Ветер, шевеливший до этого ветки деревьев, затих. Вокруг стало тихо. Не слышалось даже бормотание якута.

— Ты готов, тырген? — Старшина от неожиданности даже вздрогнул, насколько изменился голос Андрея. — Хватит ли у тебя мужества посмотреть на меня своими лживыми глазами? Или ты снова убежишь, прикрываться бесполезными железками? Посмотри на меня?

Если старшина вздрогнул, то из якута пронзил настоящий разряд. Его тело задергалось, руки и ноги разбросало в разные стороны. Трясучка продолжалась пару минут.

— Я готов…, — еле слышно прошептал Абай, поднимая голову наверх. — Я еще сильный… Я пригожусь…

Почва вздрогнула, выпуская из себя черные жгуты корней. Жутко извиваясь, они вновь вцепились в его конечности, оттягивая их в сторону.

— Я готов, Аал Луук Мае, — страх уже исчез из его глаз, теперь там поселился все сметающий экстаз. — Я готов служить тебе! Только скажи, я все исполню!

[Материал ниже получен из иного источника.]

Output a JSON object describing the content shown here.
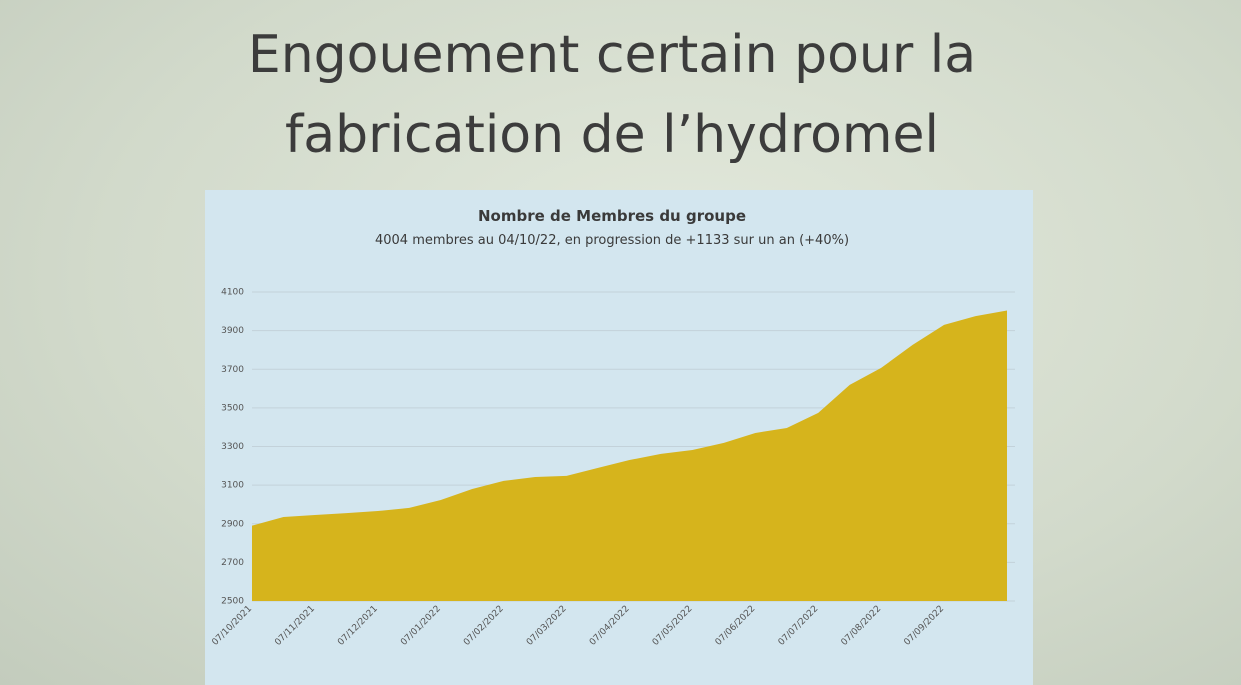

Его душа ликовала. Он смотрел на великое божество, о котором в своем босоногом детстве слышал столько легенд. Оно тоже смотрело на него! Аал Луук Мае призвало его служить себе! Его, изменника Абая, уже давно забывшего веру предков, Мировое дерево призвало к себе…

— Тогда закрой глаза и…, — дерево уже шептало, почти мурлыкало. — Верь мне, сын Великого леса! Закрой глаза и засыпай! Я дам тебе великую силу и укажу врага, который грозит мне. Засыпай… Ты проснешься великим богатырем…

Его глаза медленно закрылись, дыхание начало выравниваться, лишь губы что-то шептали.

— Я Элей Боотур… Я великий Боотур, не знающий страха…

Тело якута осторожно спеленали корни и накрыли длинные ветви.

— Андрей, ты его не того? — вдруг очнулся Голованко от увиденного. — Нельзя же так! Он свой!

— А я кто, по твоему? Выродок, что-ли?! — совсем по человечески огрызнулся Андрей, на глазах становившийся все более похожи на прежнего Андрея. — Не бойся, с ним будет все хорошо… Помнишь, я обещал немцам сюрприз? Вот с его помощью я это и сделаю… Иди и готовь отряд.

Ничего не сказав в ответ, Голованко повернулся и двинулся обратно, стараясь больше ни на что не обращать внимание.

— Как говориться меньше знаешь — лучше спишь, — пробормотал он, перепрыгивая небольшую яму. — Завтра с ним и решим остальное… Главное спасти женщин и детей. Главное они, а все остальное ни единой копейки не стоит! — разговаривая сам с собой старшина все больше и сам верил в свои слова. — Спасем, значит не зря живем на этом свете! А нет, так нам надо! Что же мы за мужики, если годимся только на то, чтобы жрать да спать!